The 1st Baron Kelvin who (unless you were a physics major, and I don’t count many of those among our band of marketers, researchers, and brand folk, or British) isn’t likely to be someone who immediately springs to mind when it comes to research, particularly market research.
Lord Kelvin did research. A lot of it, as it turns out. He formulated the first and second laws of thermodynamics and unified physics as an emerging science. Absolute temperature units are named after him. You don’t get much more researchy than that. But not so much a marketing research guy.
But having said that, I can tell you he wrote one of the most meaningful summaries about the research contribution of human measurement. And I’m not winding you up (That’s British for “I’m being dead serious”). Lord Kelvin said, “When you can measure what you are speaking about, and express it in numbers, you’ll know it and be able to speak of it.”

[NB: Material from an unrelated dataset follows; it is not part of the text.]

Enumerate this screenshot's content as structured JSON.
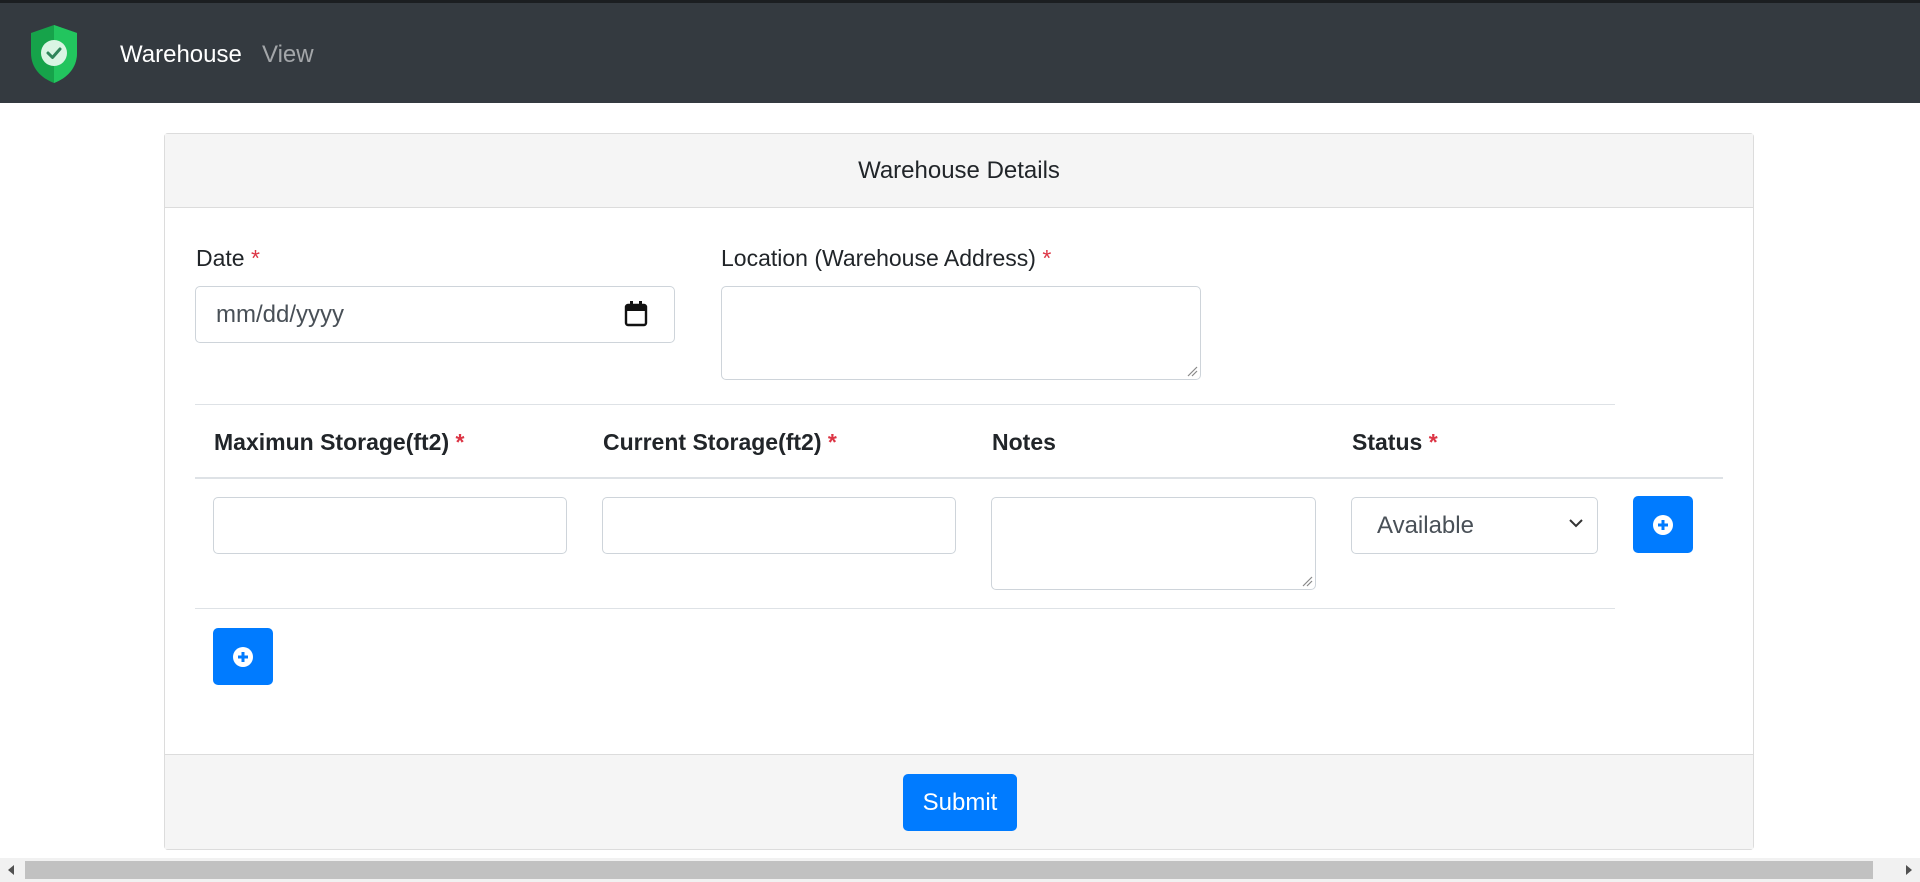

And I say, “Hear, hear!” (British for “I couldn’t agree with him more”).
Especially today, you need to precisely measure what you’re going to be speaking about and be able to express it in numbers that are indisputable. If you can do that, you will know everything about it and will be able to speak of it. More importantly, you’ll be able to do something about it. Lord Kelvin’s insight resonated with me because Brand Keys just released our annual Customer Loyalty Engagement Index (this year 81,348 consumers assessed 1,100 brands in 104 categories), and so I feel empowered to speak of it. And loyalty.
Loyalty is based on an Ideal. Well, the consumer’s Ideal, not the marketer’s. Marketers tend to look at categories through a brand-lens, consumers through a category-lens. That dichotomy creates problems. What drives loyalty is category-specific because consumers don’t buy cars the same way they buy a computers or colas. And, while different categories are driven by different values, all the categories and brands have one thing in common. Expectations. The expectations consumers hold for those category-specific loyalty drivers.
We measure real expectations because they are the most accurate and predictive loyalty indicators anywhere. They’re the “super glue” of loyalty, which is something Lord Kelvin would have said if they had super glue back in 1866 (when he was knighted). But I’m confident he would have felt exceeding expectations would create an unbreakable bond with customers, as indeed it does. And as a lot of independent validation studies from organizations like The Advertising Research Foundation, the Association of National Advertisers, and the 4A’s, the American Association of Advertising Agencies have proven.
Your brand can super glue consumers to your brand by exceeding expectations. But only if you know what those expectations are. That’s a big “if.” Brands are generally pretty bad when it comes to measuring expectations and here’s why. Meeting expectations better than your competition translates loyalty into positive consumer behavior, behavior into sales, sales into profits and all that into category and market dominance. It supercharges marketing and advertising efforts, boosts awareness, or energizes engagement and CX. And it’s a model that can be applied to any sector or category.
But expectations are a tricky business. Generally the ratio of emotional to rational values driving expectations is 80:20. Quibble all you want about the ratio in your category, but unless you’re selling commodities, rational factors aren’t going to be the preponderance of what moves audiences or products. Which is why you can’t just ask about loyalty or consumer expectations or locate them on a 5-star rating scale. Not if, as Lord Kelvin advised, you want to know about them unequivocally and be able to speak of it incontrovertibly.
That being an immutable fact-of-brand-life, we developed a methodology combining psychological inquiry – to get to the important (and difficult-for-consumers-to-articulate) emotional values – and higher order statistical analyses, to measure consumer expectations and calculate category driver percent-contributions. So real strategic planning can take place. Because today’s consumer does not behave as he/she says, does not say what he/she really thinks, and does not think what he/she really feels.
Our methodology identifies a category’s path-to-purchase drivers (there are 4), describing how consumers view their Category Ideal, compare brands in the category versus that ideal, and how they’ll engage, buy, and remain loyal to the brand. Each driver is made up of emotional and rational values and has been proven to be the best roadmap to successful strategies, tactics, features, CX, and advertising that will best engage consumers and reinforce loyalty.
Our methodology has a test/re-test reliability of 0.93 with results generalizable at the 95% confidence level that correlates very highly (0.87+) with consumer behavior, engagement, brand awareness, sales, and, axiomatically, brand profitability. It accurately measures brands’ abilities to meet or exceed expectations consumers hold for their Category Ideal. If you have numbers like that you can absolutely speak about those critical marketing and branding issues with absolute authority.
This year, to illustrate loyalty nuances, we introduced gold, silver, and bronze levels to specify brand loyalty hierarchies in the categories and companies consumers evaluated.

You can find a complete list of the 2025 Brand Loyalty Award winners here.
And yes, the loyalty paradigm has changed dramatically over the past decade. But happily, consumer loyalty can be measured, achieved, leveraged and spoken of.
I’m pretty confident the 1st Baron Kelvin would say, “Here, here!”